The change was not publicly announced but was described in an instruction book available to lawmakers on how to fill out the forms.
Legislators will still have to report details about their travel on the House clerk's website, which is less commonly monitored by reporters, watchdog groups and others than the financial disclosure reports. That information is publicly available and is far more specific than the one line that — until now — they have provided on their financial disclosure forms.
The House clerk's website requires information about who is sponsoring the trip, the itinerary and costs for lodging, transportation and other expenses. The one line on lawmakers' financial disclosure forms required the sponsor's identity, the itinerary and whether lodging and other expenses were provided, but no cost information.
The House Ethics Committee did not initially provide an explanation for the change. The elimination of the requirement was first reported by the National Journal.
In a written statement, House Minority Leader Nancy Pelosi, D-Calif., said the change should be reversed.
"While the committee's aim was to simplify the disclosure process, Congress must always move in the direction of more disclosure, not less," Pelosi said.
She said if the ethics panel does not restore the reporting requirement on financial disclosure forms, Democrats would ask House Speaker John Boehner, R-Ohio, for a vote on reversing the decision. She also said she was encouraging lawmakers to include the travel information to the Clerk's office and on their annual disclosure forms.

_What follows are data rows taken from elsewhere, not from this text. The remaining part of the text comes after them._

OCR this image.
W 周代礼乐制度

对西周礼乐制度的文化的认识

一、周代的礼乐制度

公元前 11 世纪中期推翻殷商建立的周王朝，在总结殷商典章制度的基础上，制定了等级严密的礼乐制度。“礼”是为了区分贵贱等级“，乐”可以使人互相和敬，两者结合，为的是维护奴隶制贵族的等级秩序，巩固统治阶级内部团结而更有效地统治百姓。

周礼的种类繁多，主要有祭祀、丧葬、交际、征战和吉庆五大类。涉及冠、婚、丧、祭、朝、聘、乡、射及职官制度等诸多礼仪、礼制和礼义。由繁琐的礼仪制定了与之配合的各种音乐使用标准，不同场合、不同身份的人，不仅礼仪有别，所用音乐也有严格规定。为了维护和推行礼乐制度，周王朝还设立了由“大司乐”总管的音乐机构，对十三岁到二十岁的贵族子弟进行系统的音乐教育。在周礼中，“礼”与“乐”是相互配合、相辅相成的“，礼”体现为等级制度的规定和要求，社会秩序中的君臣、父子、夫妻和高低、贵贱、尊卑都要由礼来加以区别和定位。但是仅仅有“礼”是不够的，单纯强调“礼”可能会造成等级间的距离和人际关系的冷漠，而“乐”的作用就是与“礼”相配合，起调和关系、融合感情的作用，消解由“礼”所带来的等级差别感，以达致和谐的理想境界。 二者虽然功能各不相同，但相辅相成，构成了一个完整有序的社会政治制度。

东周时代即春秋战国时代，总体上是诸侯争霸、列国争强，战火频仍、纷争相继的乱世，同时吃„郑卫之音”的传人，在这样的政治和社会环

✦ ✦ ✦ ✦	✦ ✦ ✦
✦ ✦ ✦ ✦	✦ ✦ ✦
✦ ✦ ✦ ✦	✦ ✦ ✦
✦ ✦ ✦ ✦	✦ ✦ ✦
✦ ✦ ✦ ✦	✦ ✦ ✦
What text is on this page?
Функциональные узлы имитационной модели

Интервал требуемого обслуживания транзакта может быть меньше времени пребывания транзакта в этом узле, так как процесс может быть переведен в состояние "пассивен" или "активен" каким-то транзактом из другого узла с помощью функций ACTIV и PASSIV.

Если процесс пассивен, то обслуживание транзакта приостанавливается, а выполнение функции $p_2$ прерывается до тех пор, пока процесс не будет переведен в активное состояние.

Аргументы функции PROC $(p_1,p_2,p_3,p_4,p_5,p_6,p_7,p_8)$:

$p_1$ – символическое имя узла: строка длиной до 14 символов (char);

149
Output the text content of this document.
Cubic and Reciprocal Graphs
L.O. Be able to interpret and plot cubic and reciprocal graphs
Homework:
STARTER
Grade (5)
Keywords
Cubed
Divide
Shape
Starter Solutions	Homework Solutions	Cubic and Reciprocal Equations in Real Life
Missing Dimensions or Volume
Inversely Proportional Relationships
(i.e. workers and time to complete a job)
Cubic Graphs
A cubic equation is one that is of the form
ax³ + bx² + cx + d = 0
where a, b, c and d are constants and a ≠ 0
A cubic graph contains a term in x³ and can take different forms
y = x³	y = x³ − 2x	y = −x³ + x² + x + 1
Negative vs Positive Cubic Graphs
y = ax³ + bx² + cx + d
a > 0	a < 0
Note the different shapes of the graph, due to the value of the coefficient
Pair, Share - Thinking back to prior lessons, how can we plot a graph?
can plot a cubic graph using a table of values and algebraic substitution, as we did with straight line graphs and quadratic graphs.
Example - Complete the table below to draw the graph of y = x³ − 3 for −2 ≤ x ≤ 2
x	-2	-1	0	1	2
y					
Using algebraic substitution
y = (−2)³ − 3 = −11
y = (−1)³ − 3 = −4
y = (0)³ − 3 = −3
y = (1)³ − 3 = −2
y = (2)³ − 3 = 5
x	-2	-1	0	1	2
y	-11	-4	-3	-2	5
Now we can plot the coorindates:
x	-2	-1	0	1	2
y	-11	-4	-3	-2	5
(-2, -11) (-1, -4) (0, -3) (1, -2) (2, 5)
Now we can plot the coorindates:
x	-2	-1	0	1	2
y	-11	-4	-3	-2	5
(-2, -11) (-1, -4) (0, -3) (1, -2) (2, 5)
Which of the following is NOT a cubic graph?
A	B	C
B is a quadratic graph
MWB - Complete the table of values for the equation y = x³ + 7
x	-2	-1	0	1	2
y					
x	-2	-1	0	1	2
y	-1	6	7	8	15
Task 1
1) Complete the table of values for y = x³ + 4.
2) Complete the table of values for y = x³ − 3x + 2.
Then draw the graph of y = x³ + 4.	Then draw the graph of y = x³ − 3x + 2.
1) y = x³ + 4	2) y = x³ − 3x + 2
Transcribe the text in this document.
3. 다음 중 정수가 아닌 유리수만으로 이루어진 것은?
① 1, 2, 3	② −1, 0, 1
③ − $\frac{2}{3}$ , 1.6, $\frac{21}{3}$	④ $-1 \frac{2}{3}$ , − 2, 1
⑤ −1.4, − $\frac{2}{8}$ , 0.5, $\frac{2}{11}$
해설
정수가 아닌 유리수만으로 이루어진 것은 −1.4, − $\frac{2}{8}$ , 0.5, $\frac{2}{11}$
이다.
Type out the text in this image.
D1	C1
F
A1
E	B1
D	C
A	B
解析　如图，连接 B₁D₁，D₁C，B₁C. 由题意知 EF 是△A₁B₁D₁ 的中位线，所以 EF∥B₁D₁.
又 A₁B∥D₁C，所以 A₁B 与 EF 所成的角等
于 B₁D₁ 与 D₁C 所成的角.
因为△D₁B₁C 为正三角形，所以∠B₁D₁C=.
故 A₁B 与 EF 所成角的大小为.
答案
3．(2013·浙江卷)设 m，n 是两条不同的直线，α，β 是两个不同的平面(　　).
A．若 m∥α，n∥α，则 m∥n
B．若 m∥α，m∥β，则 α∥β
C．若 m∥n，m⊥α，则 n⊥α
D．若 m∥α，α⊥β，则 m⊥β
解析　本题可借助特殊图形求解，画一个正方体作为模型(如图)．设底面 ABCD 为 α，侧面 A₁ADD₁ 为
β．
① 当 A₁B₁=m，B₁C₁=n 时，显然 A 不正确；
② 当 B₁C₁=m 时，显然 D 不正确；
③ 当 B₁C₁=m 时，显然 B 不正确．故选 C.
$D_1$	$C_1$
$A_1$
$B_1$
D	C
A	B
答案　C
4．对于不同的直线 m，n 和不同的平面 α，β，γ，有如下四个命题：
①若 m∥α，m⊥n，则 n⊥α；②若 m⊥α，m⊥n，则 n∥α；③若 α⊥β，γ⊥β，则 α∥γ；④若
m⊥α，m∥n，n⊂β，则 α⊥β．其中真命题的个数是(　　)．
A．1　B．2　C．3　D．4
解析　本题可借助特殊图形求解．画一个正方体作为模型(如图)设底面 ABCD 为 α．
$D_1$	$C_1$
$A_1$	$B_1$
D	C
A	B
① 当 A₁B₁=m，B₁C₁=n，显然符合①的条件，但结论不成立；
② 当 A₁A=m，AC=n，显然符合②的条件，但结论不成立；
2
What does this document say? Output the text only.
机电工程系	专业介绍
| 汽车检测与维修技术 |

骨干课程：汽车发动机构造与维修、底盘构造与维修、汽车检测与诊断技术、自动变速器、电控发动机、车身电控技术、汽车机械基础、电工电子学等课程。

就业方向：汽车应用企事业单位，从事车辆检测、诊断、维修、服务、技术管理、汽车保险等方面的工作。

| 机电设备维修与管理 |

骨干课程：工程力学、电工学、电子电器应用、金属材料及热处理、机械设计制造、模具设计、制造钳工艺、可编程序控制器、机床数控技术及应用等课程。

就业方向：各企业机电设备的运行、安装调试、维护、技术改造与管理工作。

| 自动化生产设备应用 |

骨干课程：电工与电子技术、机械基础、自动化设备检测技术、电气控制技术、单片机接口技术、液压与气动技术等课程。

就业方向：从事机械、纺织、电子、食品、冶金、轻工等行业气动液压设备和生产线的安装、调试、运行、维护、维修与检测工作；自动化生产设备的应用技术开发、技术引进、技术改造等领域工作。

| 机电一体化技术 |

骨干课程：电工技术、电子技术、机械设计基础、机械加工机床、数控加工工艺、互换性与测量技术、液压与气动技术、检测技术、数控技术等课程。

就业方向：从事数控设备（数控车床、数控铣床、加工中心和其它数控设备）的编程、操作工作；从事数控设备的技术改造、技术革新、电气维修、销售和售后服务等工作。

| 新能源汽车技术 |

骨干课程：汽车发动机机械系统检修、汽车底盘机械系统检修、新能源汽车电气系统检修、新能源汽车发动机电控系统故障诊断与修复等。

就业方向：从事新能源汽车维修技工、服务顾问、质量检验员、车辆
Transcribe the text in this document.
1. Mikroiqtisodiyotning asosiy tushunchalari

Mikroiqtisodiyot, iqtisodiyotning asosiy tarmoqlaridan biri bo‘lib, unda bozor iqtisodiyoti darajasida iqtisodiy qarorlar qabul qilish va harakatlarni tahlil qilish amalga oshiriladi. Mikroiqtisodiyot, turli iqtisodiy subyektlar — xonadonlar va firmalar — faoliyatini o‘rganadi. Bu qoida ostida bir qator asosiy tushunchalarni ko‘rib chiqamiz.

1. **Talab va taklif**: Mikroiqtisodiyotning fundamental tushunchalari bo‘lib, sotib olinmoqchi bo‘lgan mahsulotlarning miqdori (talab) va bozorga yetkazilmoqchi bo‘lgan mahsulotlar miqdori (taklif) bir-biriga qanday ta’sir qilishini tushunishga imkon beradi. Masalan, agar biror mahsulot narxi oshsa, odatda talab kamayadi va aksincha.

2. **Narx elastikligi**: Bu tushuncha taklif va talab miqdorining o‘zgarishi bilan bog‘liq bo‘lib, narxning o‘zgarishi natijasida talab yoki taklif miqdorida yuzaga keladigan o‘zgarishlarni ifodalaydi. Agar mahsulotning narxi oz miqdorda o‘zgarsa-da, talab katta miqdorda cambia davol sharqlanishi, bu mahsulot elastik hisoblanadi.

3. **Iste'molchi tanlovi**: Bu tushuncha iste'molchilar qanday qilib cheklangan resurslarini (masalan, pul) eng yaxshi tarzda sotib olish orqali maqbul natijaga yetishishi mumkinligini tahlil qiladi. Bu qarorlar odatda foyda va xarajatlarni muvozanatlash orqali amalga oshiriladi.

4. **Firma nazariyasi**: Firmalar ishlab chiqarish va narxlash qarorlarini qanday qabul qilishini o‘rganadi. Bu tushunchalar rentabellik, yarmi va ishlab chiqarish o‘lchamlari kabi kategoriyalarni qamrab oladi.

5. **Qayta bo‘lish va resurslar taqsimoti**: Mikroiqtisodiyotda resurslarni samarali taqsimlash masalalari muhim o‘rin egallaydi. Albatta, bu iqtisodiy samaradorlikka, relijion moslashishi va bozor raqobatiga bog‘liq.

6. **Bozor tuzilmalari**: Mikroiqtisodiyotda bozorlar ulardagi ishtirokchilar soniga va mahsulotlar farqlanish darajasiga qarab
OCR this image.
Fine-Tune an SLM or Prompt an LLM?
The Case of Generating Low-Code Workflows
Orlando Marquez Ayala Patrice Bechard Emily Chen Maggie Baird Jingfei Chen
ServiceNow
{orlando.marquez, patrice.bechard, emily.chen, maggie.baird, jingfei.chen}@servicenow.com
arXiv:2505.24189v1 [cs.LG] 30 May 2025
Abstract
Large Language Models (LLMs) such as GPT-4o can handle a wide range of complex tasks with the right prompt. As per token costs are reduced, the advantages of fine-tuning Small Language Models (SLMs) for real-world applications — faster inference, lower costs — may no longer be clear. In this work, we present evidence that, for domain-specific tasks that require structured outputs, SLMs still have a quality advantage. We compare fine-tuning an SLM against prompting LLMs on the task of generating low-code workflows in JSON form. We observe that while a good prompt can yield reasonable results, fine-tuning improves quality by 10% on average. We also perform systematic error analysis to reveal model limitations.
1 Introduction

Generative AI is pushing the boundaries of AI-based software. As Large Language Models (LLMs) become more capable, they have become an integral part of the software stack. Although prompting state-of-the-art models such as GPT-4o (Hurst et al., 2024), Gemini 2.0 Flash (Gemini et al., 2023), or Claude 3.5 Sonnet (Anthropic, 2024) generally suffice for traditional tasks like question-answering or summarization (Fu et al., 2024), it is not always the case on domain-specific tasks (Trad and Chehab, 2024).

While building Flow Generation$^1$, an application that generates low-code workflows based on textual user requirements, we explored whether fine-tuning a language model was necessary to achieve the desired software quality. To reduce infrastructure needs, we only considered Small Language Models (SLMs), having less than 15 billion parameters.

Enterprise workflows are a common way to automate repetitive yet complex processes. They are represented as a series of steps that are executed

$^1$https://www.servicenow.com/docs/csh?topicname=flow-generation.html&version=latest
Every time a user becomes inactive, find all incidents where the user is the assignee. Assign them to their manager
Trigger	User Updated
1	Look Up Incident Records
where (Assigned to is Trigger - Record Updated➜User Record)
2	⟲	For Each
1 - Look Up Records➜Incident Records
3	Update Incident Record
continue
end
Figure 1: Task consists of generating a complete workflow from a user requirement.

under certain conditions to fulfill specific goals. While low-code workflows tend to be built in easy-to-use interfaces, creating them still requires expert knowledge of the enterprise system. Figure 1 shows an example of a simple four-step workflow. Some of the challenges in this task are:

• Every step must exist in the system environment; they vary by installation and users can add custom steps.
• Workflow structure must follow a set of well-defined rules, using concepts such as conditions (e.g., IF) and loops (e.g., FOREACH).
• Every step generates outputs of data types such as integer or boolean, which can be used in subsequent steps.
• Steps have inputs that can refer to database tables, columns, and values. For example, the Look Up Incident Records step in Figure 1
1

"Removing the travel disclosure requirement from the annual disclosure form is a blatant attempt to avoid accountability," said Melanie Sloan, executive director of Citizens for Responsibility and Ethics in Washington, a non-profit that monitors actions by lawmakers.
With polls showing that the public has little confidence in Congress, "You would think the House Ethics Committee would focus on building public confidence in the institution, rather than looking for ways to make their dirty laundry harder to find," said Meredith McGehee, policy director of the Campaign Legal Center, a non-profit that monitors congressional ethics and campaign finance.
House members have had to include the travel information in their personal financial disclosure forms since the late 1970s.
Even with the change, lawmakers are required to continue reporting some free trips worth at least $350 on their financial disclosure forms. These include trips to charity fundraisers and travel unrelated to congressional business.
Members of Congress and their aides reported taking 1,893 privately paid trips last year, the most since stricter reporting requirements took effect in 2007 after a scandal involving then-lobbyist Jack Abramoff, according to LegiStorm, a private organization that compiles data about Congress. The group said those trips cost $6,015,824.